On long bike rides, it would go blank in the midst of what was intended to be an 80 mile ride. I was then left to my imagination which is not particularly concerned with being precise; it prefers to embellish based upon perceived effort. The ForeRunner was supposed to measure distance and time, but would decide it did not want to measure these elements on a particular day and would decide instead to beep every time I turned left or right and would tell me how far away I was from San Bernardino. In century rides, it would quit for no apparent reason, or freeze which made me furious. When I couldn't have the most essential data, I became very anxious and realized in these moments that it was all Lurch's fault that I was becoming like him.
I decided to call Garmin and lobby hard for a replacement or a simpler device which would not require an advanced degree in computer science. It turns out that the wait time was at least 45 minutes for customer service so I emailed instead. A representative named Aaron wrote me a two page email describing what he thought the problem was and how I could troubleshoot by plugging in the USB wireless transmitter and then making sure the watch was set to ANT+ settings. And then there was a long list of things I had to do to update the software and then go through the troubleshooting procedure. I became fatigued and felt my bloodsugar drop to dangerous levels when I read Aaron's list of procedures, so I emailed him and told him I would prefer to pay the $79.95 to have Garmin do all this stuff.
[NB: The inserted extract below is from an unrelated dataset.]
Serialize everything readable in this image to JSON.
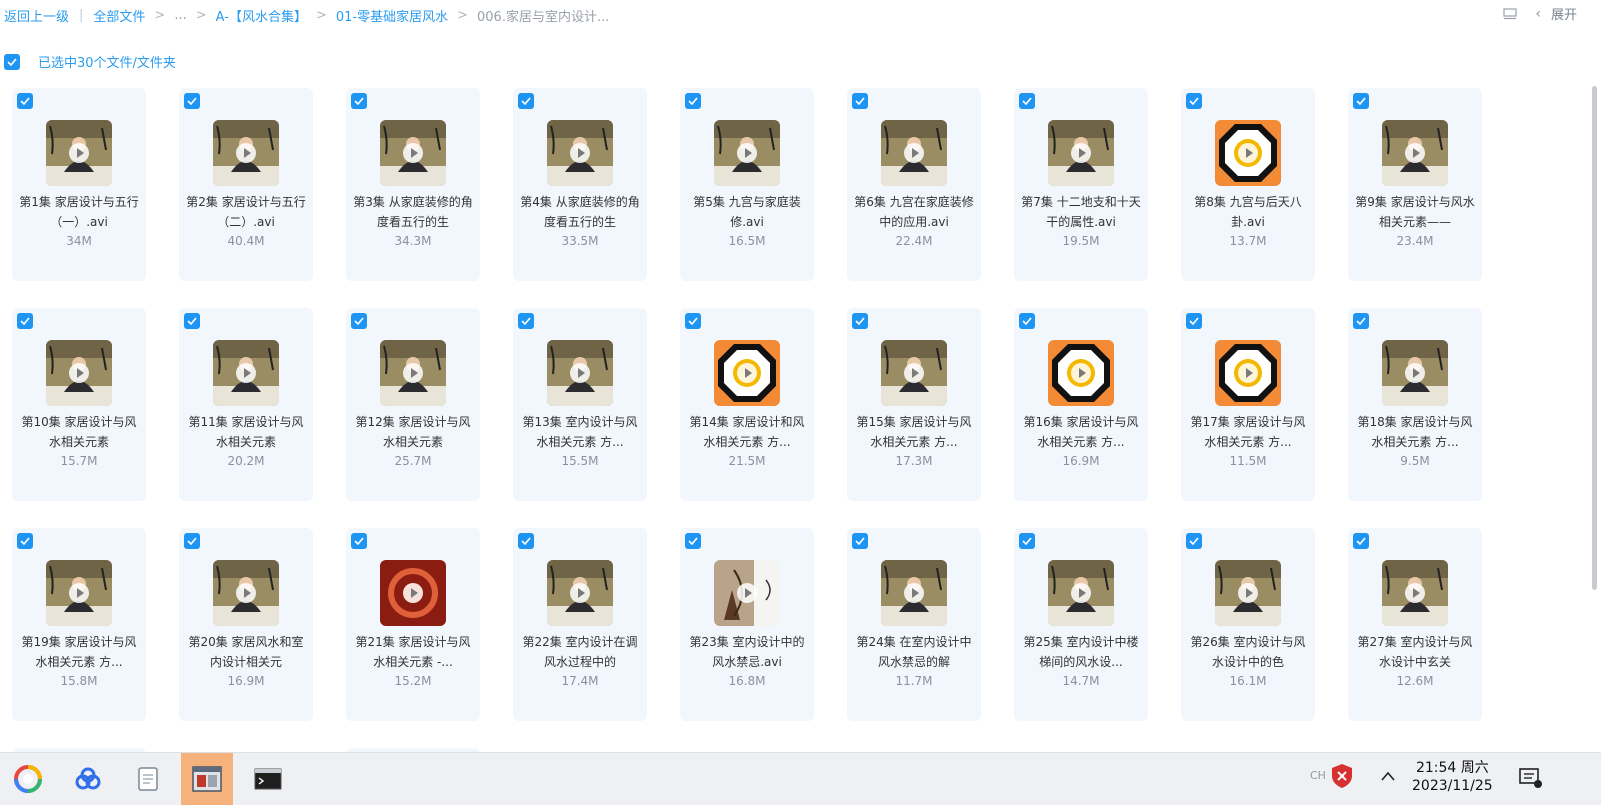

He was resistant to this idea and encouraged me to take a week off from work to learn these procedures for updating the software and testing the device using my heartrate monitor and engaging in activities I would normally use the watch for. This would have required a prescription for a benzodiazapene and additional medical insurance in case a had a stroke while cursing my way through this procedure so I emailed him again begging him for the address to the repair department. He emailed back and told me this was a complicated procedure because of the distance between the repair department and the financial department. The repair department is apparently in Kansas and the financial department is in Norway, and the two don't communicate other than by steamship. So my check for the repair would have to be sent to Norway via Iceland and when received, they would send an albatross to Kansas with verification that my check had been processed. Then the Kansas repair team would immediately fly into action to repair the device and would ship it back to me via Volkswagen to California since devices shipped by air tend to mess with the settings. I also told Aaron that the watchband had broken and would need a new pin. He informed me that this would be a simple matter of sending away for a new pin to Thailand for an addition $19.95 shipping not included. I should receive my device back by Christmas of 2012 at which point, I would need to send it back to Kansas to update the software again.

Lurch spends his life doing stuff like this which is why I grew more and more intolerant of him. It was simply a match made in Hell, that's all. His job, for which is highly overpaid, is to measure race courses and order Porta-Potties and he has it down to a science. He never tires of running his same route day in and day out with his Garmin measuring each and every step and he delights in knowing that he shaved off .00045 seconds off his time from last Wednesday.

I left Lurch and took the ForeRunner with me, but I wish I hadn't. I returned the toiletry bag and the car cover though.